On Saturday morning, September 17, 1921, Arbuckle woke once more inside cell no. 12 of San Francisco’s Hall of Justice, having been denied bail the day before. A murder charge still hung over his head as he sat on the edge of his cot. It would be determined over the coming days at a preliminary investigation in a special Police Court session the known as the “Women’s Court,” which limited the intimidating number and often rude behavior of male spectators.
Meanwhile, on that same morning, in Los Angeles’ Central Station, a reporter witnessed the lid removed from the crate in which Rappe’s silver coffin had been shipped. But what he saw first was the striking orange blanket of a thousand tiger lilies.

The flowers had been ordered by Rappe’s putative fiancé, Henry Lehrman, from San Francisco’s master florist, Albert O. Stein at the cost of $150 (over $2,200 adjusted for inflation).[1] The choice of such flowers had been deliberate—and, perhaps, at the suggestion of Mr. Stein whose work in floral arrangements for funerals, public events, table decorations, altar pieces, chuppahs for Jewish weddings, and the like made him the go-to for making the best impression.
As Lehrman said to the press more than once already, Virginia Rappe had fought off Arbuckle “like a tiger.”

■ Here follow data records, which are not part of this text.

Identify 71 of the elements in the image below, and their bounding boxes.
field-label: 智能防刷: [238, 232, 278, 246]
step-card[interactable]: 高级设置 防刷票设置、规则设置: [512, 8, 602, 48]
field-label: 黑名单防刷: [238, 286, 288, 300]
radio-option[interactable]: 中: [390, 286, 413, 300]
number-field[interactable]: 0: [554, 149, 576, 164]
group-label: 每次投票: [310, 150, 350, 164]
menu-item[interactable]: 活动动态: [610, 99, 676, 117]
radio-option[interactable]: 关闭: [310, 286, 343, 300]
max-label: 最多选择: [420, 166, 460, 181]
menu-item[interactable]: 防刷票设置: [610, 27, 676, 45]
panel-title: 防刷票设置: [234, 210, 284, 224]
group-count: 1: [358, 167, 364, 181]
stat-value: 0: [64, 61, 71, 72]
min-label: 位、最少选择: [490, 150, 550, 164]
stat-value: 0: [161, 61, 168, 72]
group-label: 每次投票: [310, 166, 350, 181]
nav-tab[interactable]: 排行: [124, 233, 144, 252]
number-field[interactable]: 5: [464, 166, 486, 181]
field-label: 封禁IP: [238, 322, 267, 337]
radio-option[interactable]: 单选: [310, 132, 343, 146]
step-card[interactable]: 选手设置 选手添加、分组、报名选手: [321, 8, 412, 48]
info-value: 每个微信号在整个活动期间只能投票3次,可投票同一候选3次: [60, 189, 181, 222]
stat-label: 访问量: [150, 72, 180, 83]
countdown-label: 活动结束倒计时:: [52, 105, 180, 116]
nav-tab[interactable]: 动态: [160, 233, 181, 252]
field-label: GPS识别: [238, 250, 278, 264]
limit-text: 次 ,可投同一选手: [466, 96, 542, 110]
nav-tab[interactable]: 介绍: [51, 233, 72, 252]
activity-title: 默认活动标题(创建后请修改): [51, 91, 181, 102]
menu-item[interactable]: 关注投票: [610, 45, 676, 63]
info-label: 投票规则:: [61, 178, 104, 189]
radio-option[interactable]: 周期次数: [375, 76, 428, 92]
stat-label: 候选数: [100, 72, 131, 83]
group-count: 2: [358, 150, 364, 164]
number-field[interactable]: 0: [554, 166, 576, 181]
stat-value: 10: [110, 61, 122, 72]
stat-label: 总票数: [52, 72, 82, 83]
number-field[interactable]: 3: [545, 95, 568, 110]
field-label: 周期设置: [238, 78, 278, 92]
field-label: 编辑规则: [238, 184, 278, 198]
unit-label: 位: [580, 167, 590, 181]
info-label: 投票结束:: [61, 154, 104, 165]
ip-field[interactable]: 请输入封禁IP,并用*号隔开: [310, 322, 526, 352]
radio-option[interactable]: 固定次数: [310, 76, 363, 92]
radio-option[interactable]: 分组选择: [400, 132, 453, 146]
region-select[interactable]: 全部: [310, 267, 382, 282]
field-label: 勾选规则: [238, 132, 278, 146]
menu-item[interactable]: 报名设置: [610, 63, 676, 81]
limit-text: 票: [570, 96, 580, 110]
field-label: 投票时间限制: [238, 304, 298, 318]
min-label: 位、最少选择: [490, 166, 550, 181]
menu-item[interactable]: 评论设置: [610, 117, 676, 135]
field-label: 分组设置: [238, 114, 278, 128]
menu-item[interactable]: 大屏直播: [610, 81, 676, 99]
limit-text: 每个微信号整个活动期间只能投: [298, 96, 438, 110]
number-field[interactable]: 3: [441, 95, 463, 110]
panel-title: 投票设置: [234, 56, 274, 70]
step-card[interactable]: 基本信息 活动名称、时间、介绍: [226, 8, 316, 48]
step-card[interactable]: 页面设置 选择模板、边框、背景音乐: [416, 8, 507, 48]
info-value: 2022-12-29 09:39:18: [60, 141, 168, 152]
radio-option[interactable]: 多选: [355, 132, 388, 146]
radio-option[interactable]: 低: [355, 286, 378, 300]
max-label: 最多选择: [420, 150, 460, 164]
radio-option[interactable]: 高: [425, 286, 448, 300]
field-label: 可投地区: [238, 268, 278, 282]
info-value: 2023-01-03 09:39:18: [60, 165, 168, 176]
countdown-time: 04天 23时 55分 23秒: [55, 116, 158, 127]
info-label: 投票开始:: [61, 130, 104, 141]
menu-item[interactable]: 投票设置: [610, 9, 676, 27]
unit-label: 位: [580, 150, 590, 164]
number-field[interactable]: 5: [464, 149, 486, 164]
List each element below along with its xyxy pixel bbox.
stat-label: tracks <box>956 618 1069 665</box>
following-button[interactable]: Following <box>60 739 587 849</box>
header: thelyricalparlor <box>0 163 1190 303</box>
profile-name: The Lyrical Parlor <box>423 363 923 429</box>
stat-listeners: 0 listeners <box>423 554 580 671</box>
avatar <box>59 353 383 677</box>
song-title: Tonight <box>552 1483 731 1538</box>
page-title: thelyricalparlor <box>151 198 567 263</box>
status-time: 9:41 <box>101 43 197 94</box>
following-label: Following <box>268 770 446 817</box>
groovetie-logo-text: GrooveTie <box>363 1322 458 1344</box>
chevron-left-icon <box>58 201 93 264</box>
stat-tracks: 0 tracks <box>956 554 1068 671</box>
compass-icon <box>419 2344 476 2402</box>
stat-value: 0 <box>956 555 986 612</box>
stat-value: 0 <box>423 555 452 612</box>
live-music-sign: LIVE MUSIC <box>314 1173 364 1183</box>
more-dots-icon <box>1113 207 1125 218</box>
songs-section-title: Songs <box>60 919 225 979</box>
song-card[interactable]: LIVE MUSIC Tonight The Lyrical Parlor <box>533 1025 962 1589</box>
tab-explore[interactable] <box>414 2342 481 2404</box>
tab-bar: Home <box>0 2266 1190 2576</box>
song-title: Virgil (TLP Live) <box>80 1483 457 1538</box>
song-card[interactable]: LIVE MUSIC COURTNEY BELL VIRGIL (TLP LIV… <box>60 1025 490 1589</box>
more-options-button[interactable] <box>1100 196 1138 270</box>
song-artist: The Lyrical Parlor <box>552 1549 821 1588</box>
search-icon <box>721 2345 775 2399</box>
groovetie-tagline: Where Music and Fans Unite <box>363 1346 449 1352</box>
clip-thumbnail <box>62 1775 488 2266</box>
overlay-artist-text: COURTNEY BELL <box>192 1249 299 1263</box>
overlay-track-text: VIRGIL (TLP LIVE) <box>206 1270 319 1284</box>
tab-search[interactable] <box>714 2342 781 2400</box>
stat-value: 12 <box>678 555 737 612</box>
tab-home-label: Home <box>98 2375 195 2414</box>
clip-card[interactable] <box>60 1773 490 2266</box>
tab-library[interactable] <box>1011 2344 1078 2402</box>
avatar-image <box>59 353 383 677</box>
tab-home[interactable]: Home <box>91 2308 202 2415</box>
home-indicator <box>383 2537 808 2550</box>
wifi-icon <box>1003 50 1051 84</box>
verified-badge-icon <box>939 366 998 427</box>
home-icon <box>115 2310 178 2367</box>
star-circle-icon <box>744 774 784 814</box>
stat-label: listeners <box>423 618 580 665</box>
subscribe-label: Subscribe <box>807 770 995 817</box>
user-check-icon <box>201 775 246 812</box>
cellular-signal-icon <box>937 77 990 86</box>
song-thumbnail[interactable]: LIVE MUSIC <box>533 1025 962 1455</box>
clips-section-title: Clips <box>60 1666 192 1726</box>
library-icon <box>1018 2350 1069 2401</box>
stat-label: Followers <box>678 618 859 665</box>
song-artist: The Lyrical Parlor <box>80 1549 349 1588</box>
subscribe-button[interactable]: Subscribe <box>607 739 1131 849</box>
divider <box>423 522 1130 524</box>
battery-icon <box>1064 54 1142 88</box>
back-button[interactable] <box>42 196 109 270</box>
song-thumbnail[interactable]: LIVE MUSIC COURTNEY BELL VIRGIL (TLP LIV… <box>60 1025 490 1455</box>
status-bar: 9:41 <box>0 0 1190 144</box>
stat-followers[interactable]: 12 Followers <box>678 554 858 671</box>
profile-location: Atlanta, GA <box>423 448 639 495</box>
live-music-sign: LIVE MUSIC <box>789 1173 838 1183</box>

Two weeks later, in early October, Lehrman still neglected to pay the $150 invoice. But his checkbook was open for a mink coat, which he gave to his new girlfriend, a Ziegfeld Follies girl and aspiring actress, Jocelyn Leigh, who, like Rappe, was another Chicago native.
The check for $75 bounced, as Miss Leigh learned when she returned to the furrier to buy some accessories on credit.
Albert O. Stein was still trying to collect his fee on the day Arbuckle was acquitted in April 1922.

[1] See “Arbuckle Fate Up to Jury, Belief,” San Francisco Chronicle, 12 April 1922, 3.